Cutting site damage device for medical glass products.
[Claim 2]
The predetermined rotation speed and the burst number of the laser beam (Burst Numbers) so that a plurality of the inside damages are formed at the cut portion of the medical glass product. ) Is further included,
The cutting site damaging device for medical glass products according to claim 1.
[Claim 3]
The inside damage is formed in the thickness direction of the glass along the circumference of the medical glass product.
The cutting site damaging device for medical glass products according to claim 1.
[Claim 4]
The medical glass product is characterized by being any one of an ampoule for injection or a nutritional supplement, a blood collection tube, a syringe, a cartridge, a glass medicine bottle, and a glass tube for a medical device. ,
The cutting site damaging device for medical glass products according to claim 1.
[Claim 5]
The step of bursting an ultrafast laser beam;
The step of forming the ultrafast laser beam so that it has multiple focal lengths and has an elongated morphological profile;
The profile of the molded ultrafast laser beam is irradiated so as to be formed inside the glass of the medical glass product, and is formed inside the glass of the medical glass product by internal defects due to bulk deformation.
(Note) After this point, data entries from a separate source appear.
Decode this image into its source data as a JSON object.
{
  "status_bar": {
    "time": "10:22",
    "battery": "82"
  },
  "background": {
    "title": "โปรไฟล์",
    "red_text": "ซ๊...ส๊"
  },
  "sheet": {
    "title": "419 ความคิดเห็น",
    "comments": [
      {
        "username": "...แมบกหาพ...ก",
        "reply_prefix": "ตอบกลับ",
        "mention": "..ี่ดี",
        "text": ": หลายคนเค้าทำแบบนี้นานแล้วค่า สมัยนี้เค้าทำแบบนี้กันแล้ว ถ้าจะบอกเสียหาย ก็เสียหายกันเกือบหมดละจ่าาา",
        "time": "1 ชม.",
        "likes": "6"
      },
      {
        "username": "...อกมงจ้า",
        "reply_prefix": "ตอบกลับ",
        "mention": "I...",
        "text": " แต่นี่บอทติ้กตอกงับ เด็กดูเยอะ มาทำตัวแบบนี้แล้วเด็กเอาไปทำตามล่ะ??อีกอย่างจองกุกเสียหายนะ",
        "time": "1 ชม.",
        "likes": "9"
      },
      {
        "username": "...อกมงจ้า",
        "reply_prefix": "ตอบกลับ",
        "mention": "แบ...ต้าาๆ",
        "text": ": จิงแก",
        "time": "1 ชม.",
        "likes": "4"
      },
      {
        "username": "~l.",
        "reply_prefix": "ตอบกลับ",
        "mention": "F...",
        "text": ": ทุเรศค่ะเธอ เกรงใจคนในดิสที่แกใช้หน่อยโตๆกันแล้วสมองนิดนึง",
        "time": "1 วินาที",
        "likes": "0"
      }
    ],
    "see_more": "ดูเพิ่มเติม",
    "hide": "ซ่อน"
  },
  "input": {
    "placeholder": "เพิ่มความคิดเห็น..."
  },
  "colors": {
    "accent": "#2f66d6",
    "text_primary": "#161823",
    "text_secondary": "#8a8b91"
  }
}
Steps to allow inside damage to form; and
Including the step of rotating the medical glass product at a predetermined rotation speed.
How to damage the cut part of medical glass products.
[Claim 6]
Further including a step of controlling the predetermined rotation speed and the burst number (Burst Numbers) of the laser beam so that a plurality of the inside damages are formed at the cut portion of the medical glass product.
The method for damaging a cut portion of a medical glass product according to claim 5.
[Claim 7]
The inside damage is formed in the thickness direction of the glass along the circumference of the medical glass product.
The method for damaging a cut portion of a medical glass product according to claim 5.
[Claim 8]
The medical glass product is characterized by being any one of an ampoule for injection or a nutritional supplement, a blood collection tube, a syringe, a cartridge, a glass medicine bottle, and a glass tube for a medical device. ,
The method for damaging a cut portion of a medical glass product according to claim 5.